Das Haus der toten Mädchen
Frauen neigten zur Sentimentalität, vor allem gegenüber ihrem ersten Liebhaber, und sie würde sich wahrscheinlich einreden, dass sie ihren allzu lange gehüteten Schatz gegen die Romanze des Jahrhunderts eingetauscht hatte.
Sie wird sich allerdings ganz schön anstrengen müssen, um diese Sache zu einer Liebesgeschichte ummünzen zu können, dachte er, als er sich die Jeans wieder überstreifte. Er betrachtete den Teppich und versuchte sich vorzustellen, wie sie dort unter ihm gelegen hatte. Das erste Licht des Morgens stahl sich durchs Fenster und warf seltsam geformte Schatten. Wie er sein Glück kannte, würden schon bald die King’schen Trauerklöße auf seiner Matte stehen. Wenigstens hatten sie ihn und Sophie nicht auf frischer Tat ertappt.
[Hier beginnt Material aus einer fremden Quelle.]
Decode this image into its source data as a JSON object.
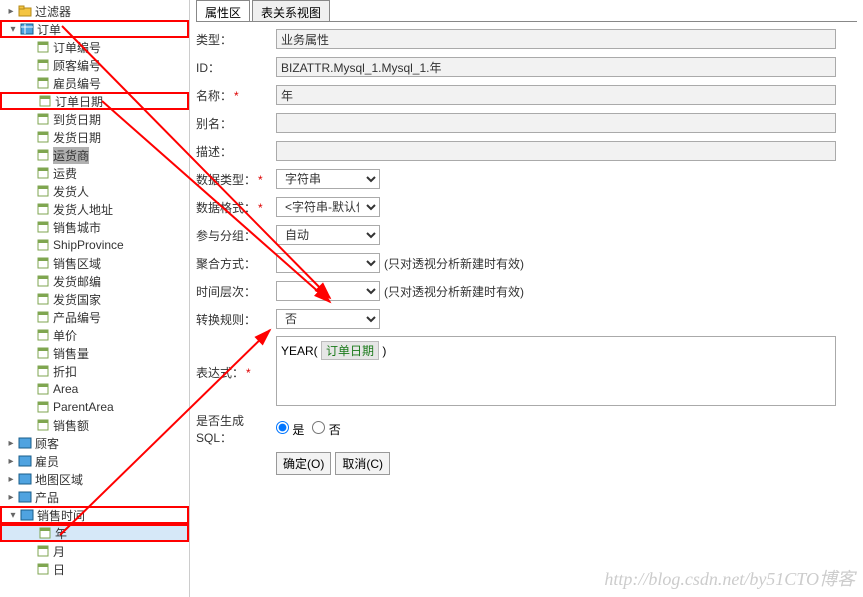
{
  "tree": {
    "filter": "过滤器",
    "order": "订单",
    "order_children": [
      "订单编号",
      "顾客编号",
      "雇员编号",
      "订单日期",
      "到货日期",
      "发货日期",
      "运货商",
      "运费",
      "发货人",
      "发货人地址",
      "销售城市",
      "ShipProvince",
      "销售区域",
      "发货邮编",
      "发货国家",
      "产品编号",
      "单价",
      "销售量",
      "折扣",
      "Area",
      "ParentArea",
      "销售额"
    ],
    "customer": "顾客",
    "employee": "雇员",
    "map_region": "地图区域",
    "product": "产品",
    "sale_time": "销售时间",
    "sale_time_children": [
      "年",
      "月",
      "日"
    ]
  },
  "tabs": {
    "props": "属性区",
    "relation": "表关系视图"
  },
  "form": {
    "type_label": "类型：",
    "type_value": "业务属性",
    "id_label": "ID：",
    "id_value": "BIZATTR.Mysql_1.Mysql_1.年",
    "name_label": "名称：",
    "name_value": "年",
    "alias_label": "别名：",
    "alias_value": "",
    "desc_label": "描述：",
    "desc_value": "",
    "dtype_label": "数据类型：",
    "dtype_value": "字符串",
    "dformat_label": "数据格式：",
    "dformat_value": "<字符串-默认值>",
    "group_label": "参与分组：",
    "group_value": "自动",
    "agg_label": "聚合方式：",
    "agg_value": "",
    "agg_hint": "(只对透视分析新建时有效)",
    "time_label": "时间层次：",
    "time_value": "",
    "time_hint": "(只对透视分析新建时有效)",
    "conv_label": "转换规则：",
    "conv_value": "否",
    "expr_label": "表达式：",
    "expr_func": "YEAR(",
    "expr_field": "订单日期",
    "expr_close": ")",
    "sql_label": "是否生成SQL：",
    "sql_yes": "是",
    "sql_no": "否",
    "btn_ok": "确定(O)",
    "btn_cancel": "取消(C)"
  },
  "watermark": "http://blog.csdn.net/by51CTO博客"
}
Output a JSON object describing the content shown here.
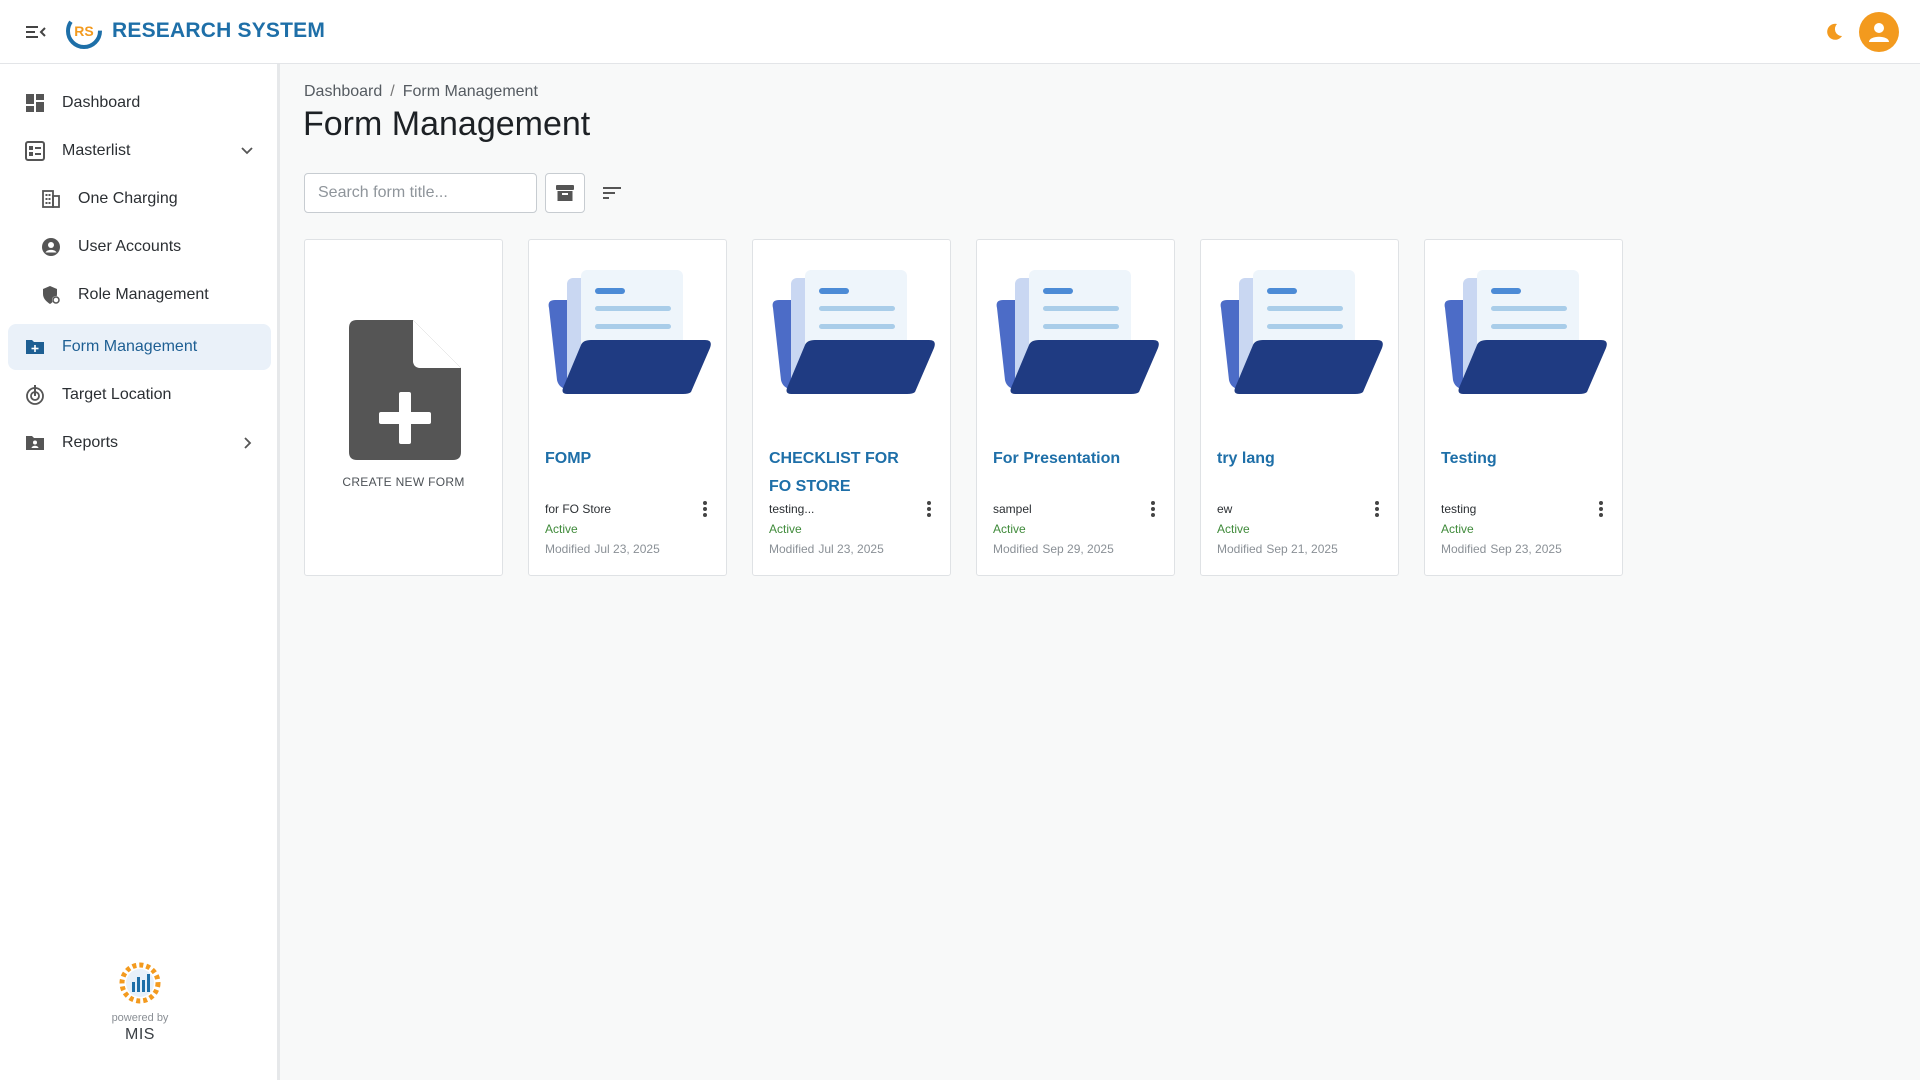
{
  "app": {
    "brand": "RESEARCH SYSTEM",
    "logo_text": "RS",
    "colors": {
      "brand": "#1e6fa8",
      "accent": "#f39a1e",
      "active_bg": "#eaf1f9",
      "status_active": "#3f8a3a",
      "folder_dark": "#1f3b82",
      "folder_mid": "#4c6cc7"
    }
  },
  "header": {
    "menu_icon": "menu-collapse-icon",
    "theme_icon": "moon-icon",
    "avatar_icon": "user-icon"
  },
  "sidebar": {
    "items": [
      {
        "label": "Dashboard",
        "icon": "dashboard-icon"
      },
      {
        "label": "Masterlist",
        "icon": "masterlist-icon",
        "expanded": true
      },
      {
        "label": "One Charging",
        "icon": "building-icon"
      },
      {
        "label": "User Accounts",
        "icon": "account-circle-icon"
      },
      {
        "label": "Role Management",
        "icon": "role-shield-icon"
      },
      {
        "label": "Form Management",
        "icon": "folder-plus-icon",
        "active": true
      },
      {
        "label": "Target Location",
        "icon": "target-icon"
      },
      {
        "label": "Reports",
        "icon": "reports-folder-icon"
      }
    ],
    "footer": {
      "powered_by": "powered by",
      "name": "MIS"
    }
  },
  "main": {
    "breadcrumb": [
      "Dashboard",
      "Form Management"
    ],
    "breadcrumb_sep": "/",
    "title": "Form Management",
    "search": {
      "placeholder": "Search form title...",
      "value": ""
    },
    "archive_icon": "archive-icon",
    "sort_icon": "sort-icon",
    "create_label": "CREATE NEW FORM",
    "modified_label": "Modified",
    "forms": [
      {
        "title": "FOMP",
        "description": "for FO Store",
        "status": "Active",
        "modified": "Jul 23, 2025"
      },
      {
        "title": "CHECKLIST FOR FO STORE",
        "description": "testing...",
        "status": "Active",
        "modified": "Jul 23, 2025"
      },
      {
        "title": "For Presentation",
        "description": "sampel",
        "status": "Active",
        "modified": "Sep 29, 2025"
      },
      {
        "title": "try lang",
        "description": "ew",
        "status": "Active",
        "modified": "Sep 21, 2025"
      },
      {
        "title": "Testing",
        "description": "testing",
        "status": "Active",
        "modified": "Sep 23, 2025"
      }
    ]
  }
}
Er ging in die Küche und setzte eine Kanne Kaffee auf. Eigentlich hatte er sich darauf gefreut, sich mit Sophie noch eine Weile oben auf seinem Bett auszustrecken und den Morgen zu genießen. Eine Jungfrau verdiente wirklich mehr als eine schnelle Nummer und einen ordentlichen Höhepunkt, und er hatte vorgehabt, sich oben noch einmal in Ruhe um sie zu kümmern. Dass sie davonlaufen würde, war allerdings vorhersehbar gewesen, und sich jetzt noch alleine ins Bett zu legen, dazu hatte er keine Lust. Lieber machte er später einen Mittagsschlaf. Vielleicht würde Sophie unter irgendeinem Vorwand zu ihm zurückkehren und ihn wieder anfeinden, und sie konnten den Mittagsschlaf gemeinsam angehen.
Er nahm seinen Kaffee mit auf die Veranda, legte die Beine hoch und ließ den Blick über den See schweifen. Er griff nach seiner Brille. Da draußen, vor dem Anlegesteg des Nachbargrundstücks, schwamm jemand. Es lag auf der Hand, wer das war.
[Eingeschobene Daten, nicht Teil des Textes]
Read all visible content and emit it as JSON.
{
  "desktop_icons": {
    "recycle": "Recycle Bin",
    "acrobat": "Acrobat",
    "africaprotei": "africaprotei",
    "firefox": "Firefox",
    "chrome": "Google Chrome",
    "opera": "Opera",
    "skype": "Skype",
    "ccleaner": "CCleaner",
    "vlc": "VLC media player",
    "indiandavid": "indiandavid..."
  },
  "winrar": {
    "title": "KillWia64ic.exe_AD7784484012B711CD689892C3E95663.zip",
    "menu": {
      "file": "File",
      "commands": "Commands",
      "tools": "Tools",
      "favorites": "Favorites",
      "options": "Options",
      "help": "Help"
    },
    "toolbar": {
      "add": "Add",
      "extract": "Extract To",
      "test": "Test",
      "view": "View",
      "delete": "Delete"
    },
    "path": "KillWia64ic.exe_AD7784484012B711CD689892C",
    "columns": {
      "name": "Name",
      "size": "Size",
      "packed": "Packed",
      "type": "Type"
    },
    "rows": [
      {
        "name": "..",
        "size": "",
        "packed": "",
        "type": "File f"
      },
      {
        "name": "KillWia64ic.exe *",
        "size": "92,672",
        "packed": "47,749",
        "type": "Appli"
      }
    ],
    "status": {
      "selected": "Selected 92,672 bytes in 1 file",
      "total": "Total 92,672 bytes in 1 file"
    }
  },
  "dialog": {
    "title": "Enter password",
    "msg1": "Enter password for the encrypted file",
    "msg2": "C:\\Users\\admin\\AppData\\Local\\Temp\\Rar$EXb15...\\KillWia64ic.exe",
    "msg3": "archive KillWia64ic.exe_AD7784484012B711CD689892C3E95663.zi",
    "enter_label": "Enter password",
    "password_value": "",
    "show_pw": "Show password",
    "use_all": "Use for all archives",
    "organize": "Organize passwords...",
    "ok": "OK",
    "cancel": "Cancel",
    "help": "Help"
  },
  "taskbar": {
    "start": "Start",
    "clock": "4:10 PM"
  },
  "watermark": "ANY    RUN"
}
Er stand auf und spazierte zum Ufer hinunter, wo er sie besser erkennen konnte. Sie schwamm gut, pflügte mit eleganten, sparsamen Bewegungen durchs Nass. Die Erinnerung an die tote Lorelei, die dort im Wasser schwer in seinen Armen gelegen hatte, jagte ihm eine Gänsehaut über den Rücken.
Lorelei war Nichtschwimmerin gewesen. Der See hatte sie immer furchtbar nervös gemacht. Dass ihr Körper ausgerechnet dort vom Mörder abgeladen worden war, hatte Griffin immer besonders zu schaffen gemacht. Er hoffte nur, dass sie schon tot gewesen war, als sie im Wasser gelandet war. Schreckliche Vorstellung, dass sie noch mitbekommen haben könnte, wie die kalte, nasse Finsternis sie verschlang …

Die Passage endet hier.